"Son arrivée est très romantique car c'est historique : il avait laissé une trace formidable." Comme toujours, Jean-Michel Aulas en a fait des tonnes au moment de saluer le retour à l'Olympique Lyonnais de Steed Malbranque. N'empêche que cet après-midi, certains supporters de l'Olympique Lyonnais seront peut-être nostalgiques du temps qui passe en le voyant de nouveau à Gerland. De 1998 à 2001, celui qui était à l'époque un milieu offensif un peu "chien fou" était l'un des chouchous du public lyonnais, lequel appréciait autant sa combativité que ses percussions sur son aile droite, en dépit d'un certain manque d'efficacité (7 buts en 96 matchs officiels).
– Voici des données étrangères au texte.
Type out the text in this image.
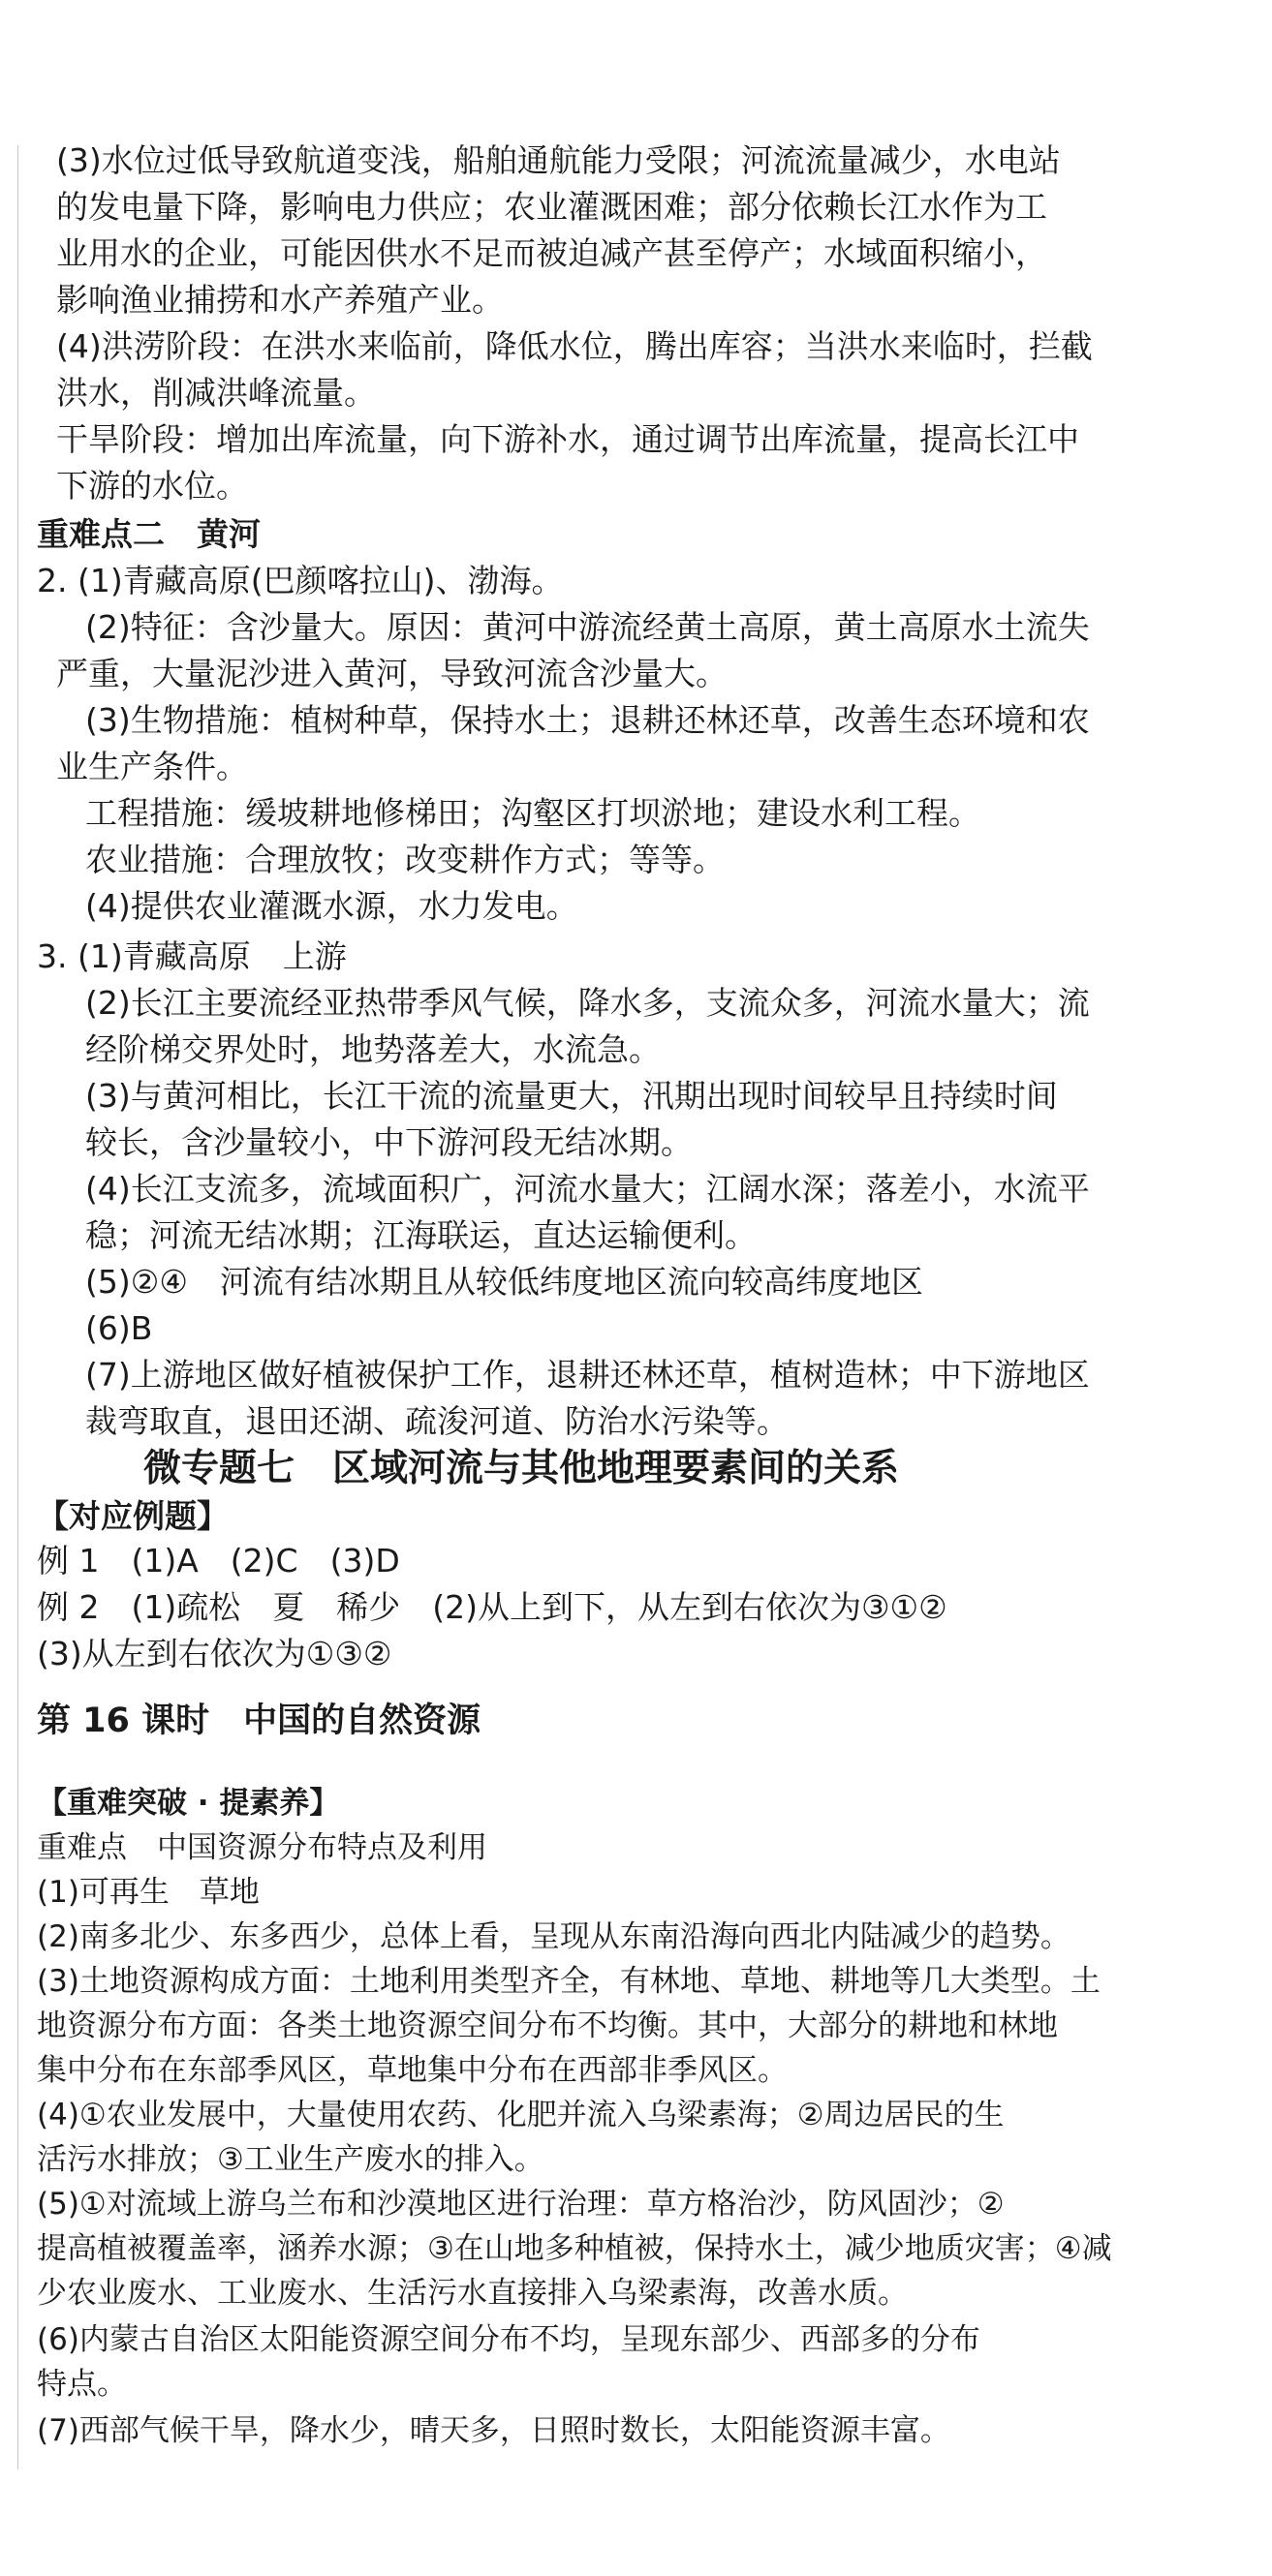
(3)水位过低导致航道变浅，船舶通航能力受限；河流流量减少，水电站
的发电量下降，影响电力供应；农业灌溉困难；部分依赖长江水作为工
业用水的企业，可能因供水不足而被迫减产甚至停产；水域面积缩小，
影响渔业捕捞和水产养殖产业。
(4)洪涝阶段：在洪水来临前，降低水位，腾出库容；当洪水来临时，拦截
洪水，削减洪峰流量。
干旱阶段：增加出库流量，向下游补水，通过调节出库流量，提高长江中
下游的水位。
重难点二　黄河
2. (1)青藏高原(巴颜喀拉山)、渤海。
(2)特征：含沙量大。原因：黄河中游流经黄土高原，黄土高原水土流失
严重，大量泥沙进入黄河，导致河流含沙量大。
(3)生物措施：植树种草，保持水土；退耕还林还草，改善生态环境和农
业生产条件。
工程措施：缓坡耕地修梯田；沟壑区打坝淤地；建设水利工程。
农业措施：合理放牧；改变耕作方式；等等。
(4)提供农业灌溉水源，水力发电。
3. (1)青藏高原　上游
(2)长江主要流经亚热带季风气候，降水多，支流众多，河流水量大；流
经阶梯交界处时，地势落差大，水流急。
(3)与黄河相比，长江干流的流量更大，汛期出现时间较早且持续时间
较长，含沙量较小，中下游河段无结冰期。
(4)长江支流多，流域面积广，河流水量大；江阔水深；落差小，水流平
稳；河流无结冰期；江海联运，直达运输便利。
(5)②④　河流有结冰期且从较低纬度地区流向较高纬度地区
(6)B
(7)上游地区做好植被保护工作，退耕还林还草，植树造林；中下游地区
裁弯取直，退田还湖、疏浚河道、防治水污染等。
微专题七　区域河流与其他地理要素间的关系
【对应例题】
例 1　(1)A　(2)C　(3)D
例 2　(1)疏松　夏　稀少　(2)从上到下，从左到右依次为③①②
(3)从左到右依次为①③②
第 16 课时　中国的自然资源
【重难突破 · 提素养】
重难点　中国资源分布特点及利用
(1)可再生　草地
(2)南多北少、东多西少，总体上看，呈现从东南沿海向西北内陆减少的趋势。
(3)土地资源构成方面：土地利用类型齐全，有林地、草地、耕地等几大类型。土
地资源分布方面：各类土地资源空间分布不均衡。其中，大部分的耕地和林地
集中分布在东部季风区，草地集中分布在西部非季风区。
(4)①农业发展中，大量使用农药、化肥并流入乌梁素海；②周边居民的生
活污水排放；③工业生产废水的排入。
(5)①对流域上游乌兰布和沙漠地区进行治理：草方格治沙，防风固沙；②
提高植被覆盖率，涵养水源；③在山地多种植被，保持水土，减少地质灾害；④减
少农业废水、工业废水、生活污水直接排入乌梁素海，改善水质。
(6)内蒙古自治区太阳能资源空间分布不均，呈现东部少、西部多的分布
特点。
(7)西部气候干旱，降水少，晴天多，日照时数长，太阳能资源丰富。
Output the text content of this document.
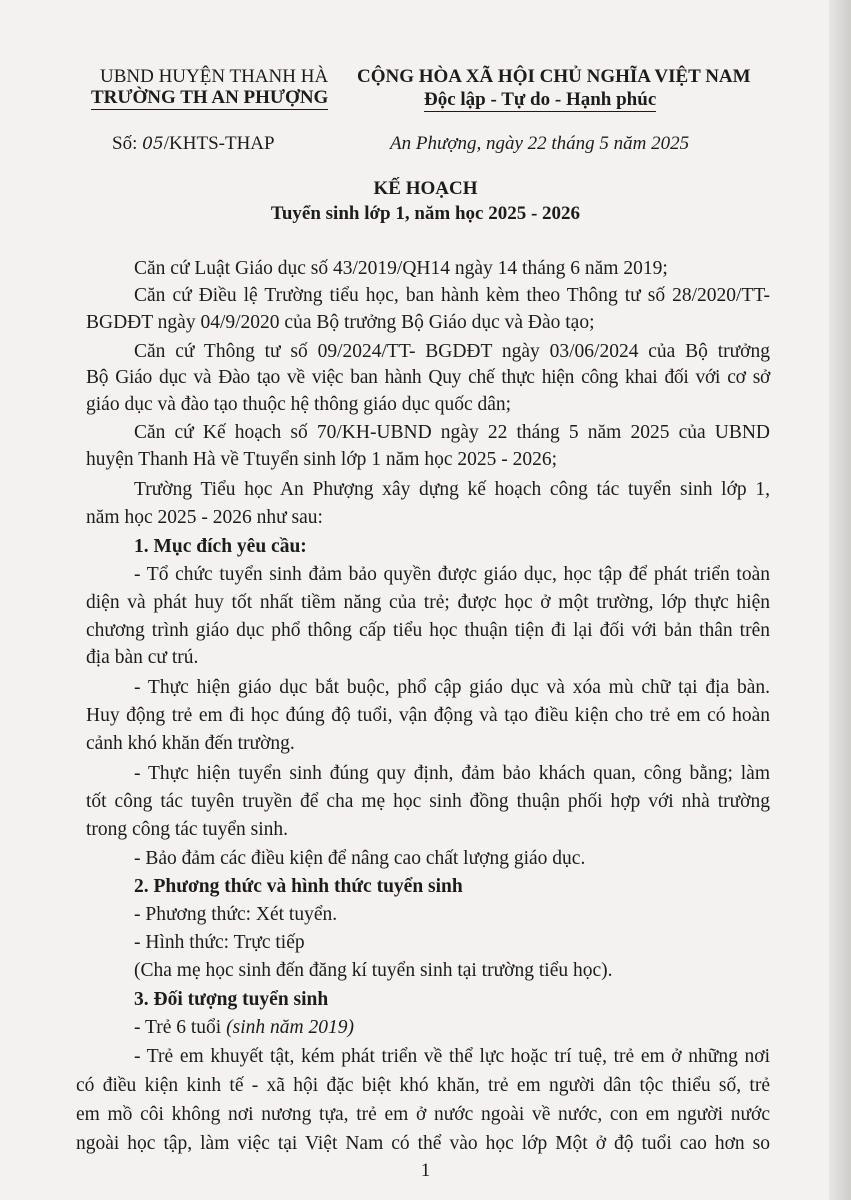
UBND HUYỆN THANH HÀ
TRƯỜNG TH AN PHƯỢNG
CỘNG HÒA XÃ HỘI CHỦ NGHĨA VIỆT NAM
Độc lập - Tự do - Hạnh phúc
Số: 05/KHTS-THAP	An Phượng, ngày 22 tháng 5 năm 2025
KẾ HOẠCH
Tuyển sinh lớp 1, năm học 2025 - 2026
Căn cứ Luật Giáo dục số 43/2019/QH14 ngày 14 tháng 6 năm 2019;
Căn cứ Điều lệ Trường tiểu học, ban hành kèm theo Thông tư số 28/2020/TT-
BGDĐT ngày 04/9/2020 của Bộ trưởng Bộ Giáo dục và Đào tạo;
Căn cứ Thông tư số 09/2024/TT- BGDĐT ngày 03/06/2024 của Bộ trưởng
Bộ Giáo dục và Đào tạo về việc ban hành Quy chế thực hiện công khai đối với cơ sở
giáo dục và đào tạo thuộc hệ thông giáo dục quốc dân;
Căn cứ Kế hoạch số 70/KH-UBND ngày 22 tháng 5 năm 2025 của UBND
huyện Thanh Hà về Ttuyển sinh lớp 1 năm học 2025 - 2026;
Trường Tiểu học An Phượng xây dựng kế hoạch công tác tuyển sinh lớp 1,
năm học 2025 - 2026 như sau:
1. Mục đích yêu cầu:
- Tổ chức tuyển sinh đảm bảo quyền được giáo dục, học tập để phát triển toàn
diện và phát huy tốt nhất tiềm năng của trẻ; được học ở một trường, lớp thực hiện
chương trình giáo dục phổ thông cấp tiểu học thuận tiện đi lại đối với bản thân trên
địa bàn cư trú.
- Thực hiện giáo dục bắt buộc, phổ cập giáo dục và xóa mù chữ tại địa bàn.
Huy động trẻ em đi học đúng độ tuổi, vận động và tạo điều kiện cho trẻ em có hoàn
cảnh khó khăn đến trường.
- Thực hiện tuyển sinh đúng quy định, đảm bảo khách quan, công bằng; làm
tốt công tác tuyên truyền để cha mẹ học sinh đồng thuận phối hợp với nhà trường
trong công tác tuyển sinh.
- Bảo đảm các điều kiện để nâng cao chất lượng giáo dục.
2. Phương thức và hình thức tuyển sinh
- Phương thức: Xét tuyển.
- Hình thức: Trực tiếp
(Cha mẹ học sinh đến đăng kí tuyển sinh tại trường tiểu học).
3. Đối tượng tuyển sinh
- Trẻ 6 tuổi (sinh năm 2019)
- Trẻ em khuyết tật, kém phát triển về thể lực hoặc trí tuệ, trẻ em ở những nơi
có điều kiện kinh tế - xã hội đặc biệt khó khăn, trẻ em người dân tộc thiểu số, trẻ
em mồ côi không nơi nương tựa, trẻ em ở nước ngoài về nước, con em người nước
ngoài học tập, làm việc tại Việt Nam có thể vào học lớp Một ở độ tuổi cao hơn so
1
Bernard Lacombe était à l'époque son entraîneur : "J'ai en effet eu la chance de le faire débuter en Ligue 1, nous a confié le conseiller du Président Aulas. Quand on est entraîneur, avoir un garçon comme lui dans son groupe n'est que du bonheur : il bosse, fait les efforts, et il avait été énorme durant la période qui avait été la mienne. Je suis très content qu'il revienne à la maison." Un retour justement favorisé par "Nanard" à côté duquel Steed avait assisté à la dernière rencontre de la précédente saison, entre l'OL et Nice (3-4). À la recherche d'un milieu de terrain d'expérience, Rémi Garde avait décidé de lui offrir la possibilité de s'entraîner avec la réserve au début de l'été : "Je voulais simplement vérifier l'état dans lequel il était, que ce soit physiquement ou mentalement. Et il m'a conquis par sa détermination."
Gonalons avait 12 ans
Le joueur avait en effet su saisir la perche tendue par son club formateur : "Je m'étais entretenu physiquement et je savais que j'étais prêt de ce point de vue-là, tout s'est donc bien passé. Je n'avais pas envisagé de revenir un jour dans mon club formateur, l'opportunité s'est présentée et je suis très heureux d'être là." Signe du temps qui passe, Steed Malbranque aura pour son retour un certain Maxime Gonalons comme capitaine. Ce dernier n'avait que douze ans quand le premier avait quitté l'OL pour Fulham : "J'étais au centre de formation, je l'aimais beaucoup car il était important pour l'équipe et il donnait énormément. Si cela me fera bizarre d'être son capitaine? Non, c'est le football." Qui est parfois un éternel recommencement.